I am trying to replace all instances of sentence terminators such as '.', '?', and '!', but I do not want to replace strings like "dr." and "mr.".
I have tried the following:
text = text.replaceAll("(?![mr|mrs|ms|dr])(\\s*[\\.\\?\\!]\\s*)", "\n");
...but that does not seem to work. Any suggestions would be appreciated.

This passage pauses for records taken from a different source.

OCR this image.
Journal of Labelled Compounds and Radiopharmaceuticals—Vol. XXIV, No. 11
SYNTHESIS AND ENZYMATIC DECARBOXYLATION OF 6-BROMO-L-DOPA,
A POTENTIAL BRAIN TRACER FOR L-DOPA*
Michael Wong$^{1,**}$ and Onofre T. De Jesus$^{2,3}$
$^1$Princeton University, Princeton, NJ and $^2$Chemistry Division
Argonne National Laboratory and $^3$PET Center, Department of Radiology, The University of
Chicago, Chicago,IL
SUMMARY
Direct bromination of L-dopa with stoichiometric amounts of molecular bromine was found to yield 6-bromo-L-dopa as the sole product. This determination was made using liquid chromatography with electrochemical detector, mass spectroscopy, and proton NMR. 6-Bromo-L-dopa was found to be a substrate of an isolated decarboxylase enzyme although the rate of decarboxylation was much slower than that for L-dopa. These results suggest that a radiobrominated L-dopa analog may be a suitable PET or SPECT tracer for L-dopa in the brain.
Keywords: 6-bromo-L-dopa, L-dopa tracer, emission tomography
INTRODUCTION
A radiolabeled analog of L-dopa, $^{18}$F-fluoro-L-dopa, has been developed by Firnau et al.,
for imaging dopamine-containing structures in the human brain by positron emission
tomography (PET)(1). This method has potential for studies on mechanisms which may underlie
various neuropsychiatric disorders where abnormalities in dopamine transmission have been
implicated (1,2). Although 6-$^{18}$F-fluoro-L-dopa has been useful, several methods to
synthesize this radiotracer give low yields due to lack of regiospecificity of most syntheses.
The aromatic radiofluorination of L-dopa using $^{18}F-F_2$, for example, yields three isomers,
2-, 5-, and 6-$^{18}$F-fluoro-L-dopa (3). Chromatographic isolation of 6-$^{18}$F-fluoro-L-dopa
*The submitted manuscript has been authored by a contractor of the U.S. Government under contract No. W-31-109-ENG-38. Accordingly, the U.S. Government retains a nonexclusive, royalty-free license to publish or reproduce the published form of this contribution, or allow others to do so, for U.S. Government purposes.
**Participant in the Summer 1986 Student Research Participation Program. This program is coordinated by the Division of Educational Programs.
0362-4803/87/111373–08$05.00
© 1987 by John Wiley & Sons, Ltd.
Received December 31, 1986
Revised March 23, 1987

private String convertText(String text) {
text = text.replaceAll("\\s+", " ");
text = text.replaceAll("[\n\r\\(\\)\"\\,\\:]", "");
text = text.replaceAll("(?i)(?<!dr|mr|mrs|ms|jr|sr|\\s\\w)(\\s*[\\.\\?\\!\\;](?:\\s+|$))","\r\n");
return text.trim();
}
The code will extract all* compound and single sentences from an excerpt of text, removing all punctuation and extraneous white-space.
*There are some exceptions...
You need to use negative lookbehind instead of negative lookahead like this
String x = "dr. house.";
System.out.println(x.replaceAll("(?<!mr|mrs|ms|dr)(\\s*[\\.\\?\\!]\\s*)","\n"));
Also the list of mr/dr/ms/mrs
should not be inside character classes.